In un campionato abituato al dominio dell’Old Firm, l’attuale equilibrio è un’anomalia: Hearts in testa a 73 punti, Celtic a 70, Rangers a 69.
Tutto ruota attorno a due snodi decisivi: Hibernian-Celtic domenica 3 maggio 2026 e Hearts-Rangers lunedì 4 maggio.
Al Celtic tocca l’ardua missione di espugnare Easter Road, uno dei campi più caldi del Paese. I biancoverdi, abituati a gestire il vantaggio dopo 13 titoli nelle ultime 14 stagioni, si ritrovano ora a inseguire.
Vincere significherebbe agganciare la vetta a quota 73, con la possibilità di balzare al comando grazie alla differenza reti. L’Hibernian, quinto con 51 punti e in piena corsa europea, resta però un avversario imprevedibile: a dicembre ha già superato gli Hearts 3-2.
Pur con Opta Analyst che accredita il Celtic di 68,0 xP, la squadra deve dimostrare di saper tradurre il potenziale in bottino concreto, imponendosi anche nelle gare più sporche.

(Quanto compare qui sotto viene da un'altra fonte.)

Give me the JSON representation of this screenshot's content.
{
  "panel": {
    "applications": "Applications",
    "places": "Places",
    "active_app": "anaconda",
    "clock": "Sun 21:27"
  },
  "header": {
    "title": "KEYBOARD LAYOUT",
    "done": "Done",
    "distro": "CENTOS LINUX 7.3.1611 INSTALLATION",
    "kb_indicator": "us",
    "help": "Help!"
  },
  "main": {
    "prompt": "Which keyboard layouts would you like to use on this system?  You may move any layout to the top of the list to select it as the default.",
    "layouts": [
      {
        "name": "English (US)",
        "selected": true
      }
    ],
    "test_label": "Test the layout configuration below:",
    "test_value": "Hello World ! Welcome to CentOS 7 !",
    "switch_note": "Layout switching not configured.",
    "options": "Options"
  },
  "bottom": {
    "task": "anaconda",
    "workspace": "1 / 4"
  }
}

A Tynecastle i Rangers di Danny Röhl si giocano la stagione. Vantano la miglior differenza reti (+34), ma non dettano più il passo. Un pareggio li terrebbe in scia; una sconfitta in trasferta li condannerebbe all’irrilevanza nella corsa al titolo, consegnando l’iniziativa agli avversari.
Favoriti fino a poche settimane fa — quando Opta attribuiva loro il 47% di probabilità — ora sono alle corde.
Il vero prodigio è firmato dagli Hearts. La squadra di Derek McInnes, trascinata dal riferimento offensivo Lawrence Shankland, ha trasformato Tynecastle in una roccaforte.
Reduci dal 2-1 nel derby del 1° maggio, i “Jambos” hanno mostrato straordinaria resilienza. Un successo sui Rangers li proietterebbe a 76 punti, costringendo le rivali a inseguire senza margine, in vista del durissimo scontro diretto.
La posta in palio è storica. Un trionfo del Celtic lo porterebbe a 56 campionati, staccando i rivali. Una vittoria dei Rangers interromperebbe l’egemonia dei cugini. Ma se a imporsi fossero gli Hearts, la Scozia tremerebbe: il quinto titolo, il primo dal 1959-60, incrinerebbe un duopolio rimasto intatto dall’Aberdeen di Ferguson nel 1984-85.